La razón de este declive imparable viene en buena medida resumida en la anécdota de cómo JP Morgan usa los datos de Orbital Insight: la tecnología. Simplemente, EEUU construyó demasiados centros comerciales. Según la empresa proveedora de información financiera Cowen Group, EEUU tiene un ratio de superficie de centros comerciales por habitante 7 veces mayor que el de Italia, y 10 veces que el de Alemania. Y las operaciones de todos son, en general, idénticas: una empresa gestiona la propiedad inmobiliaria, ayudada por un sistema de exenciones fiscales que hace que los dividendos que reciben sus accionistas estén virtualmente libres de impuestos, y alquila las propiedades a cadenas y a pequeños comerciantes que en gran medida venden a crédito a sus clientes.

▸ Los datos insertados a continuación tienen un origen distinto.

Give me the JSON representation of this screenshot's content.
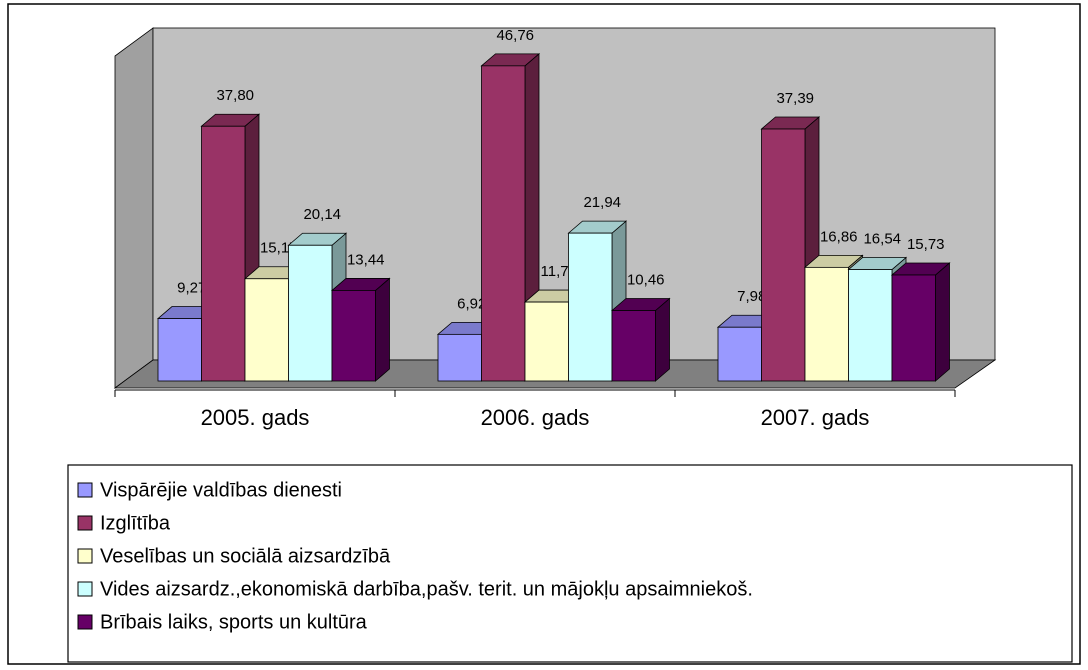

Súmese a ello el hecho de que, desde la década de los 50 hasta finales de la de los 90 (los años dorados de estos centros comerciales) el centro de las ciudades se convirtió en pasto de bandas de delincuentes y la gente -y, sobre todo, la clase media, o sea, los blancos- se fue a vivir a las afueras.
Era un sistema perfecto hasta que estalló. Primero llegó Amazon con sus ventas online, que amenaza directamente a la que a día de hoy es la mayor empresa de la Tierra por facturación: Wal-Mart. Después, la crisis de las hipotecas basura. El colapso de la economía provocó una oleada de suspensiones de pagos personales y un brutal aumento de la pobreza, seguidos por una recuperación marcada por la moderación salarial que ha hecho que el consumidor se lo piense mucho antes de cargar con deudas su tarjeta de crédito. Los comercios de los centros comerciales, así, se vieron golpeados por la huida de sus clientes, primero, y el empobrecimientos de éstos, después.
Por si eso no bastara, los estadounidenses -al menos, en las ciudades- se están europeizando. La generación más joven y urbana no compra coches, y cada día valoran más la accesibilidad a las tiendas. Los restaurantes son un sector al alza y, por definición, en un centro comercial no se pueden encontrar buenos sitios para comer. Y el ocio también está cambiando, como demuestra que la ocupación hotelera en EEUU esté batiendo récords en 2017, a pesar de que el número de turistas extranjeros se está reduciendo por las políticas inmigratorias de Donald Trump. Eso sólo significa una cosa: la gente viaja más. Y no va al mall.
Todo eso ha significado una hecatombe para los centros comerciales. Sus tiendas tenían márgenes muy bajos -lo que es típico del comercio minorista- y, por tanto, su capacidad para sobrevivir a esta transformación era muy limitada. A eso se suma un mercado laboral que roza el pleno empleo, lo que aumenta los costes laborales. Y, desde luego, cuando se ven los datos de satélite de Orbital Insight y JP Morgan. El declive imparable del centro comercial está escrito en las estrellas.